Pedaling issue after changing chain

cpper
cpper Posts: 42
edited August 2017 in MTB workshop & tech
Hello :)

I replaced my chain today and am now facing a problem. When I'm pedaling harder, it feel like the chain slips, or something close to that. When pushing my feet harder on the pedals, the crankarms move like 30° freely, with no force being transferred to the wheel.

The replaced chain is the same as the old one, KMC X10. I have shortened the new chain to the length of the old one. The cogs or chainrings are not worn. The bike is relatively new and I replaced the chain(this is the first time) when the wear was about 0.6%. Freehub is also ok. Before changing the chain everything worked just fine.

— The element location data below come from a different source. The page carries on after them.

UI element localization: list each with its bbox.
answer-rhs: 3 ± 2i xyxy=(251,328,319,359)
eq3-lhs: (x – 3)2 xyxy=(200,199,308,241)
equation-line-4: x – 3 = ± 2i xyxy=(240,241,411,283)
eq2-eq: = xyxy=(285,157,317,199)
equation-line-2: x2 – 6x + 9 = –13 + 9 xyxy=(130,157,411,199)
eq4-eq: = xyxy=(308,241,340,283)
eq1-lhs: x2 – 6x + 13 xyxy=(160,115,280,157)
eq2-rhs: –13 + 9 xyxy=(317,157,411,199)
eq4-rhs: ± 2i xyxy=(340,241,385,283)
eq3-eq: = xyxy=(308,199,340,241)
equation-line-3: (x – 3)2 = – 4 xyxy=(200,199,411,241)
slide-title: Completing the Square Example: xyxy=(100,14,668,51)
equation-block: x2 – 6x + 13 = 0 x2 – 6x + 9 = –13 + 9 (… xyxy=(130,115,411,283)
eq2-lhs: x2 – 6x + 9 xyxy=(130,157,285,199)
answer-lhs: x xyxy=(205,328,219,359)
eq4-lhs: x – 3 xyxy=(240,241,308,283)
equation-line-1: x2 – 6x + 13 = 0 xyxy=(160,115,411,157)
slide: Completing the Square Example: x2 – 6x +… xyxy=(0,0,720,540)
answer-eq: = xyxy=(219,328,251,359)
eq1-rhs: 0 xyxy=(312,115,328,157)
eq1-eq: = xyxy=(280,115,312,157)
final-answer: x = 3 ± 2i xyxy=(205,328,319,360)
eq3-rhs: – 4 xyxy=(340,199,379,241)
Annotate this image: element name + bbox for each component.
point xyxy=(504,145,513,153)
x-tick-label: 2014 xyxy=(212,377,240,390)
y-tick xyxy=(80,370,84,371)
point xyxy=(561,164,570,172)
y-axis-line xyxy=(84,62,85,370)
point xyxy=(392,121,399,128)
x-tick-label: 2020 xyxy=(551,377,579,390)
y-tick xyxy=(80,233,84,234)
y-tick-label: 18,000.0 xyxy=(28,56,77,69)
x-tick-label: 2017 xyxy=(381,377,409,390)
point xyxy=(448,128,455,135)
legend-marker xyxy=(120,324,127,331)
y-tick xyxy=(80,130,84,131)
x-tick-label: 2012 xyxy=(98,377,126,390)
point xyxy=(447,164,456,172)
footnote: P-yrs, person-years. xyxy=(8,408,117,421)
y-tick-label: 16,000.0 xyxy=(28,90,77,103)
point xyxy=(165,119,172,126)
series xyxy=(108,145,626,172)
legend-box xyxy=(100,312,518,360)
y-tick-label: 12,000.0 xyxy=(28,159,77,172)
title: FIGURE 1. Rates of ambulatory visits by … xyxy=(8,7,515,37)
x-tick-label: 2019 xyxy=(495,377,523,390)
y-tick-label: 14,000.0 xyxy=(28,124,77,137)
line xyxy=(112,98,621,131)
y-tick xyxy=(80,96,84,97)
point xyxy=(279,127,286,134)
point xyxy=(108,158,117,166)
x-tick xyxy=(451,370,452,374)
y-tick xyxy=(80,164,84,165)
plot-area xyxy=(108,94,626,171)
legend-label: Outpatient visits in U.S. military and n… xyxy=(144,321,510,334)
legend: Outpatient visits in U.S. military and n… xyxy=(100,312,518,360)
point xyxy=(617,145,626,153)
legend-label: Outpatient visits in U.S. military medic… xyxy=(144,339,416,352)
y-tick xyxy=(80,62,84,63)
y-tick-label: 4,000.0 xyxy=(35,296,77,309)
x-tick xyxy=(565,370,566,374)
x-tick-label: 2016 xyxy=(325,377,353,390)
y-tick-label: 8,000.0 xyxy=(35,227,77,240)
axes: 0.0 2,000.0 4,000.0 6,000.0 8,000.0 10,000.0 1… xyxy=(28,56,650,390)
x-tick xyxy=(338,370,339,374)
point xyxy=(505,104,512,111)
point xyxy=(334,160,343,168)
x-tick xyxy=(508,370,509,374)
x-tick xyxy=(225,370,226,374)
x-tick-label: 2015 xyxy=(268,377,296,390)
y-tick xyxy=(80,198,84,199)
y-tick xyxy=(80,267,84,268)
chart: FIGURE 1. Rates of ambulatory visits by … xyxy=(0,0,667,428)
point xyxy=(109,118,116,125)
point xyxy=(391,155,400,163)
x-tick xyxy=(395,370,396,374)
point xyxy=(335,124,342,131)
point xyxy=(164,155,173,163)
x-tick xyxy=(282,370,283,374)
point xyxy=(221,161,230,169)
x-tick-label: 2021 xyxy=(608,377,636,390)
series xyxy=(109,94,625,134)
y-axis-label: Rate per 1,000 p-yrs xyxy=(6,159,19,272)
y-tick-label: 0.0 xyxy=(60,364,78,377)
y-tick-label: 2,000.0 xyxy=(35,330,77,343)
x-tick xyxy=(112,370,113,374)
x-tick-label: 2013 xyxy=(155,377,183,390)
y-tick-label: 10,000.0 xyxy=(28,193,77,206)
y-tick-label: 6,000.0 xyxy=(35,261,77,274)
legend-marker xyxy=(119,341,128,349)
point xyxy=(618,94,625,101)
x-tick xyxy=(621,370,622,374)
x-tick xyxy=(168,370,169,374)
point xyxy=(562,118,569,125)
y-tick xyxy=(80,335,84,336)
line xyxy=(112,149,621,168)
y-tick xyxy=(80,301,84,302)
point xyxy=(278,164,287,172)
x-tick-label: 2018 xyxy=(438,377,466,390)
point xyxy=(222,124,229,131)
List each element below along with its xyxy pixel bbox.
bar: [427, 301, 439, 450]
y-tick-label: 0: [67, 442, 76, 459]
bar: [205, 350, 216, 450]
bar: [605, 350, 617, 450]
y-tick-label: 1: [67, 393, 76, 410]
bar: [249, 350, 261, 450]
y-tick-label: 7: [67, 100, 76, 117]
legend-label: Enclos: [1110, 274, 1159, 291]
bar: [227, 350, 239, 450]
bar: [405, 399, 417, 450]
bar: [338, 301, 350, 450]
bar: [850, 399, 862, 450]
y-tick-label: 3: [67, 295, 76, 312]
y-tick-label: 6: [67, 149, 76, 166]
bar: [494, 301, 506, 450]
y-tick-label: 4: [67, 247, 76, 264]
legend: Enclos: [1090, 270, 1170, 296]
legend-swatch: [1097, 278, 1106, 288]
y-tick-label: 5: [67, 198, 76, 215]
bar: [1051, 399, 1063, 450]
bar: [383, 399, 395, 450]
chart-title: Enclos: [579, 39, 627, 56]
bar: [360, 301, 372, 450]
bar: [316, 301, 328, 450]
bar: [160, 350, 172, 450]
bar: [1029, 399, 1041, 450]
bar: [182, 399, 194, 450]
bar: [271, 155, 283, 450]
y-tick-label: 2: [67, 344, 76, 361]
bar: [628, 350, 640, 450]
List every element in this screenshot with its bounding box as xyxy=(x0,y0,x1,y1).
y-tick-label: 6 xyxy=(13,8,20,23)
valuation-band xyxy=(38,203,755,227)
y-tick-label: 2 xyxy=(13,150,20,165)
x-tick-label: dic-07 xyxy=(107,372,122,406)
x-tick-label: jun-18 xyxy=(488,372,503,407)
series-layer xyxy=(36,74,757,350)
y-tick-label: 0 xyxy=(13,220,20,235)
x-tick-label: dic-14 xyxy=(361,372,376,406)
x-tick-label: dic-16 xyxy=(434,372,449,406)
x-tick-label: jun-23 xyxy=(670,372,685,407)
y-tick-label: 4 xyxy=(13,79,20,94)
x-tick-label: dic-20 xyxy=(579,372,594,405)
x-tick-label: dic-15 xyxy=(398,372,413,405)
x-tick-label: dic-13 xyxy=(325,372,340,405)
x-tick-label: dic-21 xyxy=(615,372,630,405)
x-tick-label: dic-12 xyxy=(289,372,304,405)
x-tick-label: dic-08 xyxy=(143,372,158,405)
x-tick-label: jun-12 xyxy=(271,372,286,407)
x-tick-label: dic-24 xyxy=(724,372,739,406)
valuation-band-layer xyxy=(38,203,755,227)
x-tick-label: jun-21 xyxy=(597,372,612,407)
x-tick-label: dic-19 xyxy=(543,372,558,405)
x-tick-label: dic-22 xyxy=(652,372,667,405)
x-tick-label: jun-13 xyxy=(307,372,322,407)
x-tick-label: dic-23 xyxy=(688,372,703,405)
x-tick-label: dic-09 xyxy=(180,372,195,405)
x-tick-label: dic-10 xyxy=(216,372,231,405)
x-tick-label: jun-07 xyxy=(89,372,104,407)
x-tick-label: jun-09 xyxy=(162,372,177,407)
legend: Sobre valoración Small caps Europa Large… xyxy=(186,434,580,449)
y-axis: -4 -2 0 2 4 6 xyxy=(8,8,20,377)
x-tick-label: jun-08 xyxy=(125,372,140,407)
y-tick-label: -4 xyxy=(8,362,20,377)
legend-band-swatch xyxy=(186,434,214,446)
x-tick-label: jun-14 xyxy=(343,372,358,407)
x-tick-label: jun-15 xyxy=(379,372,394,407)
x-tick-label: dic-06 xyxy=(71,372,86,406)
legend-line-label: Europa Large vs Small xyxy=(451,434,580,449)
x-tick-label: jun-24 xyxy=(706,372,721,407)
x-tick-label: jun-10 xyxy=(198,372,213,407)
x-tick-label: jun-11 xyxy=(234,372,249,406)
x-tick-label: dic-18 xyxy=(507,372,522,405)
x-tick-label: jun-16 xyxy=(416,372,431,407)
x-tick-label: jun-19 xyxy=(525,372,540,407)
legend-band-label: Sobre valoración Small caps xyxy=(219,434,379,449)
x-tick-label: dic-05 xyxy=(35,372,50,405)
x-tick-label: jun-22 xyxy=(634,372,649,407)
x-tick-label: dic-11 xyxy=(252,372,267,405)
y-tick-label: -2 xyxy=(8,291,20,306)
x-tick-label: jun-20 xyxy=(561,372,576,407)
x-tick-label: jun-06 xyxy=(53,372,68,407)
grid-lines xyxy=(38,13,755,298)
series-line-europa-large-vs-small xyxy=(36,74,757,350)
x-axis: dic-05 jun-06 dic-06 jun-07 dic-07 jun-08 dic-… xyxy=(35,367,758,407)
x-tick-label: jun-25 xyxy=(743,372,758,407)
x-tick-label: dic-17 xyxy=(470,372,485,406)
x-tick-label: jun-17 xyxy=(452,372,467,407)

I tried to look at the rear wheel pedaling harder, and I noticed that the derailleur cage might be somehow moving when the problem happens.

Comments

  • JBA
    JBA Posts: 2,852
    Have you routed the chain correctly through the jockey wheel cage?
    If it's a Shimano rear mech you need to make sure the chain is inside the tab between the jockey wheels.
    “Life has been unfaithful
    And it all promised so so much”

    Giant Trance 2 27.5 2016 ¦ Sonder Broken Road 2021¦ Giant Revolt Advanced 2 2019 ¦ Giant Toughtroad SLR 1 2019 ¦ Giant Anthem 3 2015 ¦ Specialized Myka Comp FSR 2009
  • JGTR
    JGTR Posts: 1,404
    Stiff link, how did you cut and join the chain?
  • cpper
    cpper Posts: 42
    It looks like all links are flexing. I shortened my chain and put it together with the master link.
  • jamski
    jamski Posts: 737
    I'd say it sounds like something is worn. The old chain would have worn with the cassette/chainring but the new chain wants new cogs to go with it. How many miles has the bike done?
    Daddy, Husband, Designer, Biker, Gamer, Geek
    Bird Aeris 120 | Boardman Team 650b | Boardman Pro FS | Calibre Two.two
  • cpper
    cpper Posts: 42
    jamski wrote:
    I'd say it sounds like something is worn. The old chain would have worn with the cassette/chainring but the new chain wants new cogs to go with it. How many miles has the bike done?

    I have done about 4500km. The bike was working very well before changing the chain, why would I want to change the chain + cassete now ?
  • The Rookie
    The Rookie Posts: 27,812
    Because the cassette will be worn to the old chain and may not now mesh correctly with the new one.

    That said from your description it's not that but sounds like an issue with maintaining the top run chain tension so the first part of a pedal effort is taken up with restoring the chain tension.
    Currently riding a Whyte T130C, X0 drivetrain, Magura Trail brakes converted to mixed wheel size (homebuilt wheels) with 140mm Fox 34 Rhythm and RP23 suspension. 12.2Kg.
  • cpper
    cpper Posts: 42
    I have just put the old chain back, and everything works well. I'll ride it this way till problems occur, than I'll change everything needed.
  • jamski
    jamski Posts: 737
    Sounds like the cassette and/or chainring(s) will need changing at the same time to me. 4500k is pretty good going!
    Daddy, Husband, Designer, Biker, Gamer, Geek
    Bird Aeris 120 | Boardman Team 650b | Boardman Pro FS | Calibre Two.two
  • mattyfez
    mattyfez Posts: 638
    Yeh the cassette has worn with the chain hence why it's now ok with the old chain back on.

    How you approach servicing really is down to how expensive your drivechain is, I buy £12 chains and £25 cassettes so I don't really care, but if you have a fancy bike with a £200 cassette it makes sense to put a new chain on more frequently to minimise wear on the cassette as it works out cheaper in the long run.